There was huge potential for this to be an excellent book, which was utterly ruined by the pretentiousness and self-importance that this author wrote it with. I haven’t read any of Nick Harkaway’s other books, but if he talks about how clever he is in those books as much as he does in this one I think I’ll give them a pass.

The world Harkaway has created has a lot of really interesting points to make about the positives and negatives of the kind of big brother, surveillance society that our world is becoming. The other narratives integrated into the narrative are also, individually, also really interesting. But ultimately it didn’t make a lot of sense, and frankly would have been much more impressive if we weren’t being told how bloody genius it was all the time - one of the big reveals is that a character’s name spells something important when it’s written backwards, for crying out loud. In one cringe-worthy moment towards the end, the fourth wall is broken and the author/narrator asserts how much we now care about one of the main characters - which was pretty embarrassing, since Neith had been the vehicle for some of the author’s most nonsensical philosophical ramblings and leaps of logic, and was probably the least interesting character in the whole book.

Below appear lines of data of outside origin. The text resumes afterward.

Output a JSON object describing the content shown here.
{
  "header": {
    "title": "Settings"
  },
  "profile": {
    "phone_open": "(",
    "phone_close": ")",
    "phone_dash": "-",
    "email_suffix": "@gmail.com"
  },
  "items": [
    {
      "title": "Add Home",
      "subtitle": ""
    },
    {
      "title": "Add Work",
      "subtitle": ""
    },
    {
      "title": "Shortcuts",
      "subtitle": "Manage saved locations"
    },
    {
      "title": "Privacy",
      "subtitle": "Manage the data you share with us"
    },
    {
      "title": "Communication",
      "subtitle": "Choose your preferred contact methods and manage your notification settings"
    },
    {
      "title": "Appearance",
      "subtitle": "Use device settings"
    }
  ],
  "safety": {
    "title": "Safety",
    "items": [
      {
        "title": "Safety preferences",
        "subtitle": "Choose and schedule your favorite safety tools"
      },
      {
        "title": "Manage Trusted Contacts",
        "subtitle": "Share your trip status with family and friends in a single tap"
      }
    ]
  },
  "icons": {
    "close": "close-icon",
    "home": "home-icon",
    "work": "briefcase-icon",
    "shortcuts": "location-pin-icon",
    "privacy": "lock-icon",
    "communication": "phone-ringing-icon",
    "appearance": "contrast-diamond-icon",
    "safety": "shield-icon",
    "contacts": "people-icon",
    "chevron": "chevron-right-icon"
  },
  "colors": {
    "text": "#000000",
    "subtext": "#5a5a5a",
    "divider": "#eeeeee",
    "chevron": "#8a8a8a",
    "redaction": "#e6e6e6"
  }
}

The writing is (purposefully) dense and difficult to read - keeping a dictionary on hand or reading on kindle so you can look up words is strongly recommended. There is a logic given for this, in the form of an anecdote about how writing something in a complex way forces the person reading it to actually think hard and learn, but I rather suspect this author just wanted to show off his vocabulary. Needing to google certain obscure terms does not teach the reader about the complexity of the human mind, or the importance of choice in human life. I think probably the single biggest critique I’ve got is that this book SORELY needed a heavier edit. Brevity is the soul of wit and all that.

Overall - conceptually interesting, but insufferable in the execution. Do not bother!